Les deux adversaires ne gardèrent que leurs pantalons, leur chair s’entrevit alors en rose sous la percale des chemises. Chacun armé d’un sabre d’ordonnance choisi de même poids, environ trois livres, et de même longueur, trois pieds, se campa, tenant la pointe en terre et attendant le signal. Ce fut si calme de part et d’autre, que, malgré le froid, les muscles ne tressaillirent pas plus que s’ils eussent été de bronze. Goddet, les quatre témoins et les deux soldats eurent une sensation involontaire.

— C’est de fiers mâtins !

Cette exclamation s’échappa de la bouche du commandant Potel.
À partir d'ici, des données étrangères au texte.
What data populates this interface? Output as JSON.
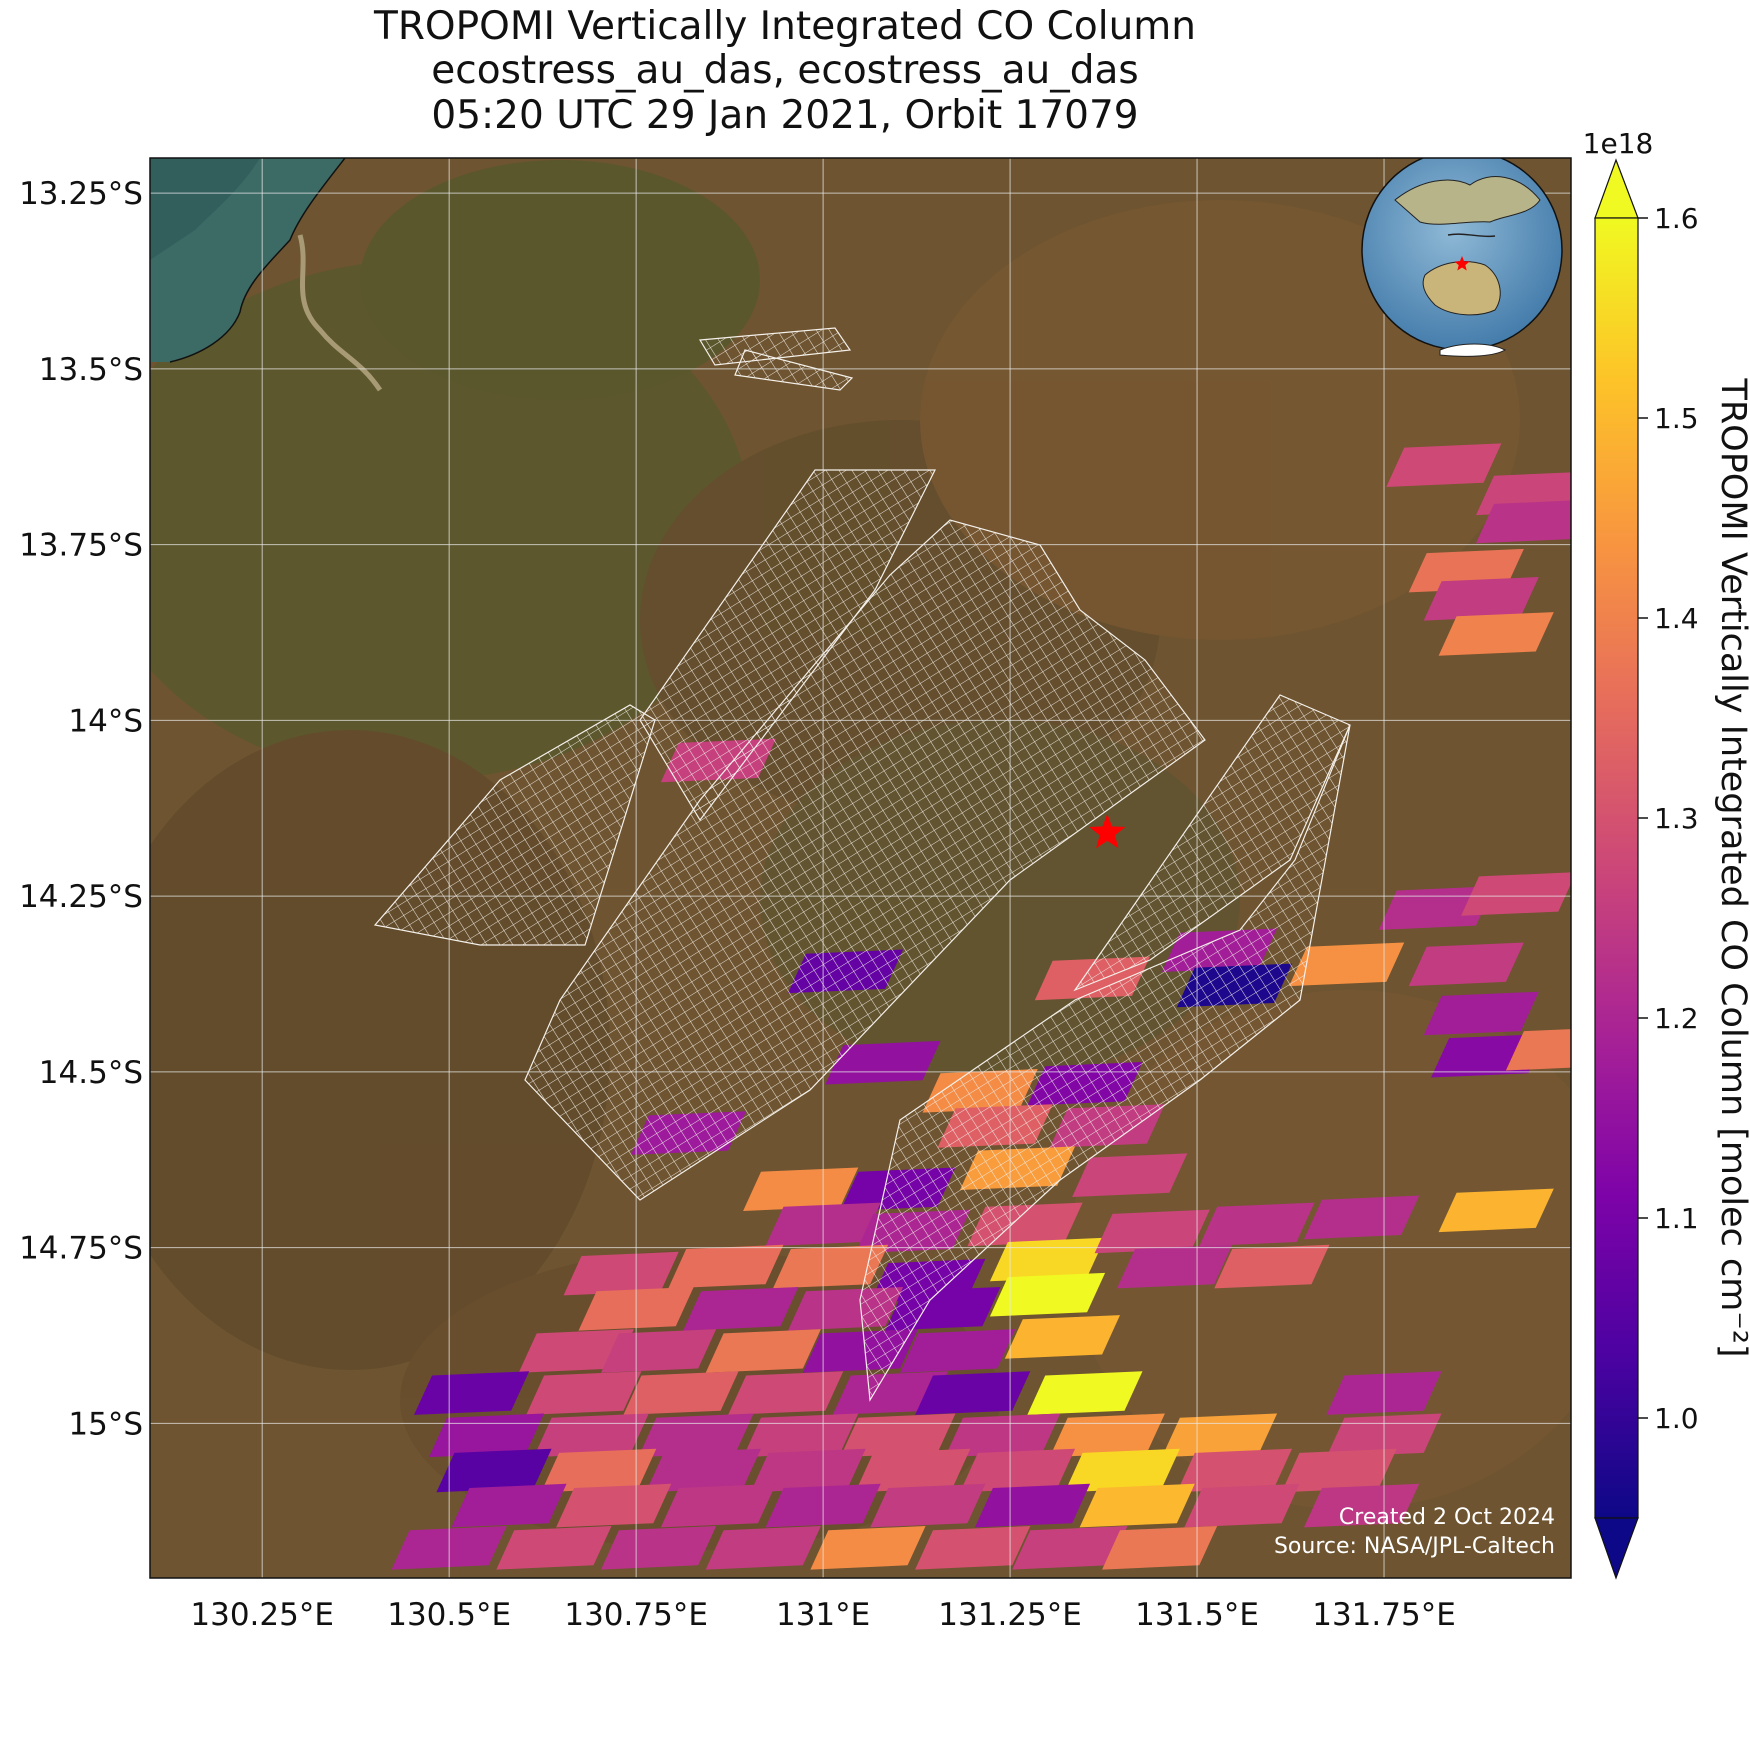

Au moment où le signal : — Allez ! fut donné, Maxence aperçut la tête sinistre de Fario qui les regardait par le trou que les Chevaliers avaient fait au toit de l’église pour introduire les pigeons dans son magasin. Ces deux yeux, d’où jaillirent comme deux douches de feu, de haine et de vengeance, éblouirent Max. Le colonel alla droit à son adversaire, en se mettant en garde de manière à saisir l’avantage. Les experts dans l’art de tuer savent que, de deux adversaires, le plus habile peut prendre le haut du pavé, pour employer une expression qui rende par une image l’effet de la garde haute. Cette pose, qui permet en quelque sorte de voir venir, annonce si bien un duelliste du premier ordre, que le sentiment de son infériorité pénétra dans l’âme de Max et y produisit ce désarroi de forces qui démoralise un joueur alors que, devant un maître ou devant un homme heureux, il se trouble et joue plus mal qu’à l’ordinaire.

— Ah ! le lascar, se dit Max, il est de première force, je suis perdu !

Max essaya d’un moulinet en manœuvrant son sabre avec une dextérité de bâtoniste ; il voulait étourdir Philippe et rencontrer son sabre, afin de le désarmer ; mais il s’aperçut au premier choc que le colonel avait un poignet de fer, et flexible comme un ressort d’acier. Maxence dut songer à autre chose, et il voulait réfléchir, le malheureux ! tandis que Philippe, dont les yeux lui jetaient des éclairs plus vifs que ceux de leurs sabres, parait toutes les attaques avec le sang-froid d’un maître garni de son plastron dans une salle.